Darling I’ll bathe your skin
I’ll even wash your clothes
Just give me some candy
before I go
Oh, darling I’ll kiss your eyes
And lay you down on your rug
Just give me some candy
After my heart

Alla fine si erano ritrovati tutti e sei in acqua, con la pioggia che cadeva ancora copiosa su di loro. Ma d’altronde, come aveva giustamente notato Amanda all’inizio, ormai non era più una questione di bagnato…

 

In un momento si erano ritrovati a schizzarsi, a inseguirsi, a nascondere la testa dell’altro sott’acqua. Perfino Wilhelmina (che inizialmente si era limitata a starsene quieta sul bagnasciuga)  iniziato con uno spruzzo d’acqua a Daniel in risposta ad uno ricevuto, aveva finito col partecipare attivamente alla battaglia acquatica. Quando scoppiò in una fragorosa risata, Daniel non poté trattenersi dal dirle: “E’ la seconda volta che riesco a farti ridere in due giorni. Vincerò qualcosa?”

 

E improvvisamente smise di piovere.

 

Amanda sorrise, alzando gli occhi al cielo.

 

“Magari è questa la tua ricompensa.”

 

I know that there´re writings on the wall
But Darling I’ll bathe your skin
I’ll even wash your clothes
Just give me some candy
After my heart

Oh I’ll be there waiting for you…

Avevano steso qualche coperta sulla sabbia, vi si erano seduti sopra, si erano avvolti in altre coperte. (Grazie a Dio Lily era stata previdente con quelle).

 

Amanda si strinse a Marc, vicino al quale si era seduta. Poggiò la testa sul suo petto, e chiuse gli occhi.

 

“Quando parti?” chiese.

 

Lui la guardò sorpresa.

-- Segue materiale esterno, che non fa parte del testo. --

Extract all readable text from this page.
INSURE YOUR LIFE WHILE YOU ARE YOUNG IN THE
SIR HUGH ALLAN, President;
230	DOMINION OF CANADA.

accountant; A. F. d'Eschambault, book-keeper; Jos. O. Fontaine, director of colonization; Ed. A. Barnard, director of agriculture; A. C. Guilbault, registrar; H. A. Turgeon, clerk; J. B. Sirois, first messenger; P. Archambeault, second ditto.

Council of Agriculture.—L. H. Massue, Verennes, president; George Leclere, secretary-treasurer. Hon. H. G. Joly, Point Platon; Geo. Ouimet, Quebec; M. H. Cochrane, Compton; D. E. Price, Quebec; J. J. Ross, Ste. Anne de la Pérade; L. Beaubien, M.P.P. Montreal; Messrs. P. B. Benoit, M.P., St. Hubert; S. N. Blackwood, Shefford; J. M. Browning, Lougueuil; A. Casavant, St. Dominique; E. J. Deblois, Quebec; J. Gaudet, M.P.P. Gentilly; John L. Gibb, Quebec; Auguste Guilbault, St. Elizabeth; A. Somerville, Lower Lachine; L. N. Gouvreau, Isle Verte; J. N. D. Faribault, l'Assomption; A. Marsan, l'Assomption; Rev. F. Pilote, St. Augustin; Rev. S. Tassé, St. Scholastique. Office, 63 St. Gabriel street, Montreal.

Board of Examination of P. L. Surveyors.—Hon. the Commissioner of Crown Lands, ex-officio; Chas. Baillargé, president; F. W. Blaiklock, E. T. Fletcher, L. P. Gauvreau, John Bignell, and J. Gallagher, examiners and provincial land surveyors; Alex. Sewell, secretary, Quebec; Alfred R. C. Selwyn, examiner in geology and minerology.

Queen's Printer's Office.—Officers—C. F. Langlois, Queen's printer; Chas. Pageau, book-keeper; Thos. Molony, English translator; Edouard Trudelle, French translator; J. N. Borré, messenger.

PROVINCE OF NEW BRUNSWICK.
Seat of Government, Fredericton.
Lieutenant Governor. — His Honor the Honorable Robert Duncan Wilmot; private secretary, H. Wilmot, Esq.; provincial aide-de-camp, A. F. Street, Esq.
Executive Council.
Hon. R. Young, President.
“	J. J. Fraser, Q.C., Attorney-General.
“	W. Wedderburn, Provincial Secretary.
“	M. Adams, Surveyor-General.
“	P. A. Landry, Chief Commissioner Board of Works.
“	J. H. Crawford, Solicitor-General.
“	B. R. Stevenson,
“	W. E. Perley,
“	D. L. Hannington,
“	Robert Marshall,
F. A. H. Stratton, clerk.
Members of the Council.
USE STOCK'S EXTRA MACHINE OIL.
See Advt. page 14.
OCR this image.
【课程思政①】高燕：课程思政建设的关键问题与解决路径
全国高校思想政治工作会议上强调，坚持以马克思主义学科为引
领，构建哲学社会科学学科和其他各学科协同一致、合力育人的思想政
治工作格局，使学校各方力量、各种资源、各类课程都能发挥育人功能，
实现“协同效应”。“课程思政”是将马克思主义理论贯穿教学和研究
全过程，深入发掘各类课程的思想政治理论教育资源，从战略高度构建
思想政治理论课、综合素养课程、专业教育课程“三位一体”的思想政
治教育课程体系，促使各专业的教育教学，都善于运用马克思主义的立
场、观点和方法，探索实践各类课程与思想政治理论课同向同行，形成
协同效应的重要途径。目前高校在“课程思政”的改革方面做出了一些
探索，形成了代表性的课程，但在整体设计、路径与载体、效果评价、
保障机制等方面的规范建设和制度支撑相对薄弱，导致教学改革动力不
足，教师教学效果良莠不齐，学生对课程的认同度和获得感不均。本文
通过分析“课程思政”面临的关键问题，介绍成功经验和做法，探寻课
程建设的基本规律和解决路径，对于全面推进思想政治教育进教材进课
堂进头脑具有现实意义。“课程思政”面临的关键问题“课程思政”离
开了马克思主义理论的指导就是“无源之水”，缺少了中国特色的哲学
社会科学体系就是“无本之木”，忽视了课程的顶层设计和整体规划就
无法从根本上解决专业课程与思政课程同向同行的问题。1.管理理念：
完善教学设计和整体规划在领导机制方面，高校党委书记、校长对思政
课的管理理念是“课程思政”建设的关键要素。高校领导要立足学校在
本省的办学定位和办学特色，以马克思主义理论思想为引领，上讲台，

Non si aspettava avrebbe trattato ancora l’argomento.

 

“Voglio organizzarti una grande festa,” riprese la ragazza. “Non vorrai andartene in silenzio... non ti si addice.”

 

“Mandy…”

 

Le alzò leggermente la testa, così da poterla baciare sulla fronte.

 

“Mandy, non c’è bisogno di nessuna festa. Non partirò.”

 

Amanda aprì di colpo gli occhi, guardò in quelli dell’amico per qualche secondo, e poi si riposò sul suo petto, sorridendo.

 

Oh I’ll be there waiting for you…

 

Accanto a loro stavano Betty e Matt. Silenziosi, da quando si erano seduti non avevano avuto il coraggio di guardarsi in viso.

 

“Betty?” si fece coraggio Matt

 

“Cosa c’è?” chiese lei, guardando ancora il mare.

 

“Oh… niente” rispose lui.

 

Ma poi le strinse una mano.

 

“E se ci riprovassimo?”

 

Oh I’ll be there waiting for you…

 

“Allora, come va ora?” chiese Daniel.

 

“Non pensavo l’avrei detto ma... un po’ meglio, grazie,” rispose Wilhelmina.

 

“Per quello che vale comunque, ti prometto che farò tutto quello che mi sarà possibile per salvare Mode. Non sei l’unica a cui sta a cuore, sai?”

 

Wilhelmina sorrise. “Lo so.”

 

“Oh, bene. Sai, questo è una gran cosa, abbiamo qualcosa in comune…”

 

“Shhhh,” lo interruppe lei, e a sorpresa si alzò.

 

Gli tese la mano. “Ti va un altro tuffo?”

 

Daniel annuì, afferrando la mano, e tornarono in acqua, insieme.